Many families have discovered alternatives – private schools, parochial schools or home school. Some families have relocated so children can have a better school experience. I’m not saying rural communities necessarily offer better options for education, but, over the past year, the bar for educational attainment has certainly been lowered, and it seems to me that smaller schools, like those in rural communities, have often navigated the turbulent waters better than large urban and suburban schools.

Health care: Access to primary and specialized health care is sometimes a challenge in rural communities, but where there is a will, there is a way. In Georgia, I think we’ve rounded a corner. With the help of the Georgia Rural Hospital Stabilization Program, and innovation like that seen in recent years at the Miller County Hospital and Clinch Memorial Hospital, the future looks much brighter.
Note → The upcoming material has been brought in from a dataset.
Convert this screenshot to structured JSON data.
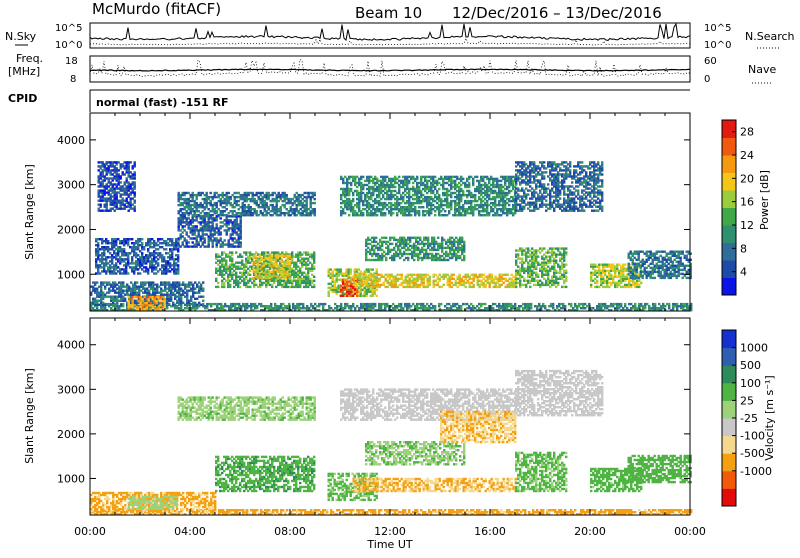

 Private and public healthcare sectors are finding new ways to provide better access to health care. Mercer University’s School of Medicine has made a strong commitment to train physicians who are committed to serve Georgia’s rural communities, and is increasing access to primary care by opening clinics in Plains, Fort Gaines, Fort Valley, and Eatonton, with the promise of more to come. Mercer is also home to Georgia’s Rural Health Innovation Center.
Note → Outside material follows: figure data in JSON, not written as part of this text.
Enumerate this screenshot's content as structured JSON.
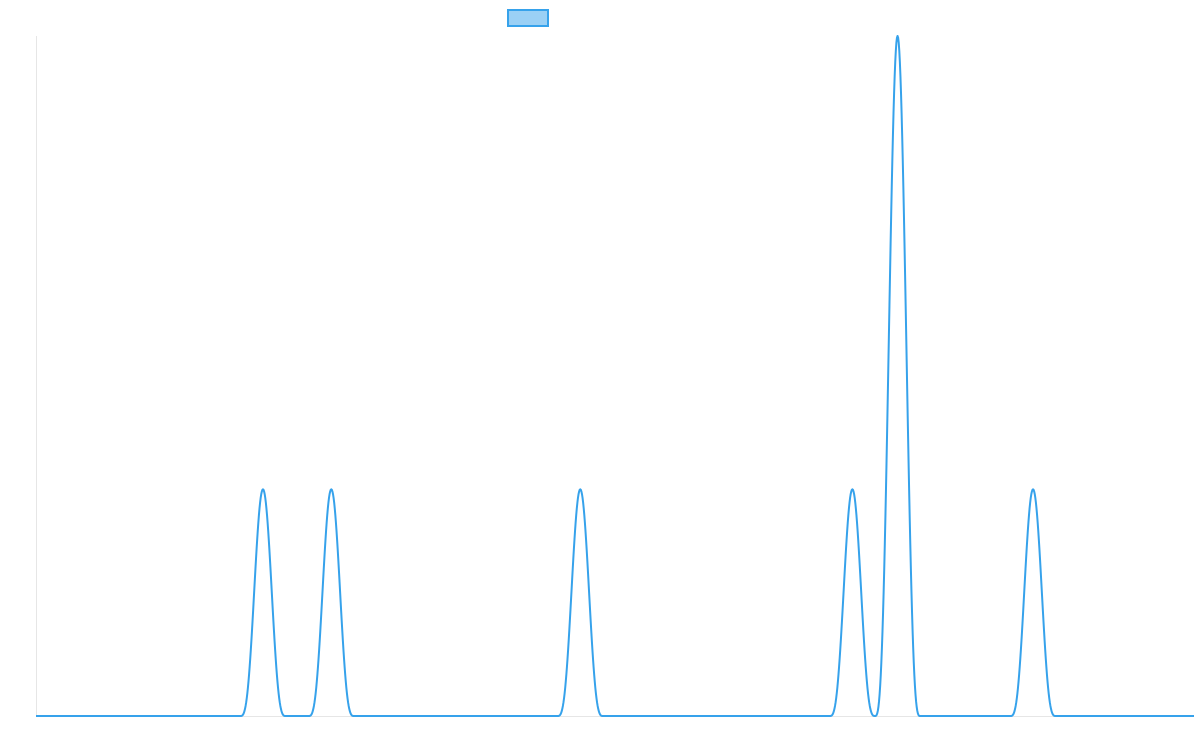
{
  "chart_data": {
    "type": "line",
    "title": "",
    "xlabel": "",
    "ylabel": "",
    "grid": false,
    "legend": {
      "placement": "top-center",
      "entries": [
        {
          "label": "",
          "color": "#36a2eb",
          "fill": "#9ad0f5"
        }
      ]
    },
    "xlim": [
      0,
      1000
    ],
    "ylim": [
      0,
      3
    ],
    "series": [
      {
        "color": "#36a2eb",
        "peaks": [
          {
            "center": 196,
            "height": 1,
            "half_width": 19.5
          },
          {
            "center": 255,
            "height": 1,
            "half_width": 19.5
          },
          {
            "center": 470,
            "height": 1,
            "half_width": 19.5
          },
          {
            "center": 705,
            "height": 1,
            "half_width": 19.5
          },
          {
            "center": 744,
            "height": 3,
            "half_width": 19.5
          },
          {
            "center": 861,
            "height": 1,
            "half_width": 19.5
          }
        ]
      }
    ]
  }
}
 In recent months, private clinics are popping up around Georgia in unexpected places, like Preston. There, an ambitious rural entrepreneur pharmacist, Nikki Bryant, is seeing to it that people in one of Georgia’s least populated counties have access to health care.

 And, the Global Partnership for Telehealth, headquartered in Blackshear, is now a nationally and internationally recognized leader in telehealth services. The Center for Rural Prosperity and Innovation is working with the Partnership (GPT) to expand services within Georgia’s rural K-12 education systems, and the Georgia Rural Health Innovation Center is using their services in their clinic network.

 Anything is possible when people pull together and make a commitment to a better life. Rural communities have much to offer, especially in these trying times. If you want space to spread out and breathe clean air, enjoy nature, become more self-reliant and raise your family with an emphasis on quality of life, you may want to go rural. It is all about priorities and choices. Come be part of this rural renaissance.

•Dr. David Bridges is the Interim Director of Georgia’s Rural Center and the President of Abraham Baldwin Agricultural College.